The goal of the sale for Fox would be to unload its entertainment assets, so it can focus exclusively on news and sports.
The purchase would allow Disney to significantly expand its film and television production capabilities, while also growing its content library of films and franchises (Hidden Figures, Avatar, The Revenant, Night at the Museum), which could play a key role as Disney readies to launch its own streaming service to compete against Netflix and Amazon.
Disney, which owns ABC network, would not buy the Fox broadcast network due to an FCC regulation that prevents common ownership of any of the four major broadcasters. It also wouldn’t buy Fox News, Fox Business, Fox’s sports channels, or Fox’s television stations.
But, in addition to the 20th Century Fox and Fox Searchlight film studios (both owned by 21st Century Fox), Disney could potentially add the following to its assets: FX and National Geographic-branded networks; feature animation producer Blue Sky Studios; reality show production company Endemol Shine Group; and international broadcasters like Asia’s Star TV (which has 58 channels in India alone) and pan-European broadcaster Sky (in which Fox owns a 39% share). Presumably, Fox TV Animation, which producers The Simpson and Family Guy, would also be a part of the deal.
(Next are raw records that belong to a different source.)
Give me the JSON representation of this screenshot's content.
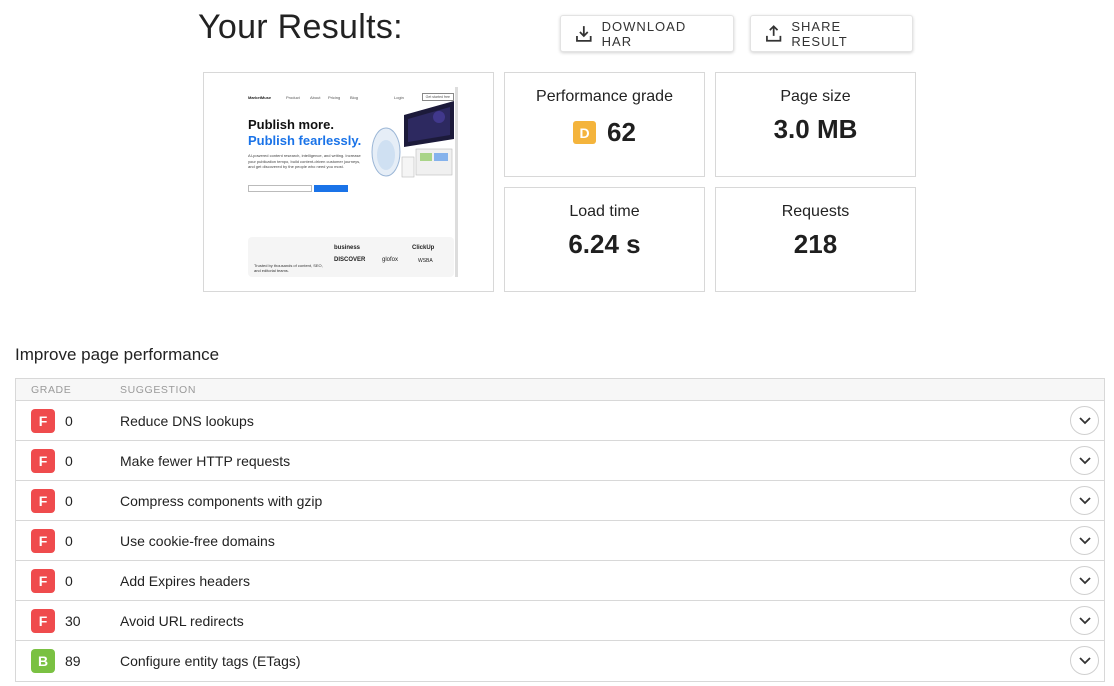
{
  "header": {
    "title": "Your Results:",
    "download_label": "DOWNLOAD HAR",
    "share_label": "SHARE RESULT"
  },
  "screenshot": {
    "nav_logo": "MarketMuse",
    "nav_items": [
      "Product",
      "About",
      "Pricing",
      "Blog"
    ],
    "nav_login": "Login",
    "nav_cta": "Get started free",
    "headline_1": "Publish more.",
    "headline_2": "Publish fearlessly.",
    "paragraph": "AI-powered content research, intelligence, and writing. Increase your publication tempo, build content-driven customer journeys, and get discovered by the people who need you most.",
    "trust_text": "Trusted by thousands of content, SEO, and editorial teams.",
    "logos": [
      "business",
      "ClickUp",
      "DISCOVER",
      "glofox",
      "WSBA"
    ]
  },
  "metrics": {
    "grade_label": "Performance grade",
    "grade_letter": "D",
    "grade_score": "62",
    "size_label": "Page size",
    "size_value": "3.0 MB",
    "load_label": "Load time",
    "load_value": "6.24 s",
    "requests_label": "Requests",
    "requests_value": "218"
  },
  "improve": {
    "title": "Improve page performance",
    "col_grade": "GRADE",
    "col_suggestion": "SUGGESTION",
    "rows": [
      {
        "grade": "F",
        "score": "0",
        "text": "Reduce DNS lookups"
      },
      {
        "grade": "F",
        "score": "0",
        "text": "Make fewer HTTP requests"
      },
      {
        "grade": "F",
        "score": "0",
        "text": "Compress components with gzip"
      },
      {
        "grade": "F",
        "score": "0",
        "text": "Use cookie-free domains"
      },
      {
        "grade": "F",
        "score": "0",
        "text": "Add Expires headers"
      },
      {
        "grade": "F",
        "score": "30",
        "text": "Avoid URL redirects"
      },
      {
        "grade": "B",
        "score": "89",
        "text": "Configure entity tags (ETags)"
      }
    ]
  },
  "colors": {
    "grade_f": "#ef4b4d",
    "grade_d": "#f4b43c",
    "grade_b": "#7ac142",
    "accent_blue": "#1a73e8"
  }
}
Incidentally, The Simpsons had already made the joke that Fox would one day be owned by Disney:
An acquisition of Fox wouldn’t be particularly surprising for the Disney Company under CEO Bob Iger, who took over in 2005 and has said he will step down in 2019. Iger’s key strategy in the last 13 years has been growth through acquisition, and Disney has already paid billions to acquire IP producers like Pixar, Marvel, and Lucasfilm. By adding the 20th Century Fox film studio to Disney’s holdings, Iger would create an unparalleled entertainment conglomerate – at least in terms of scale if nothing else.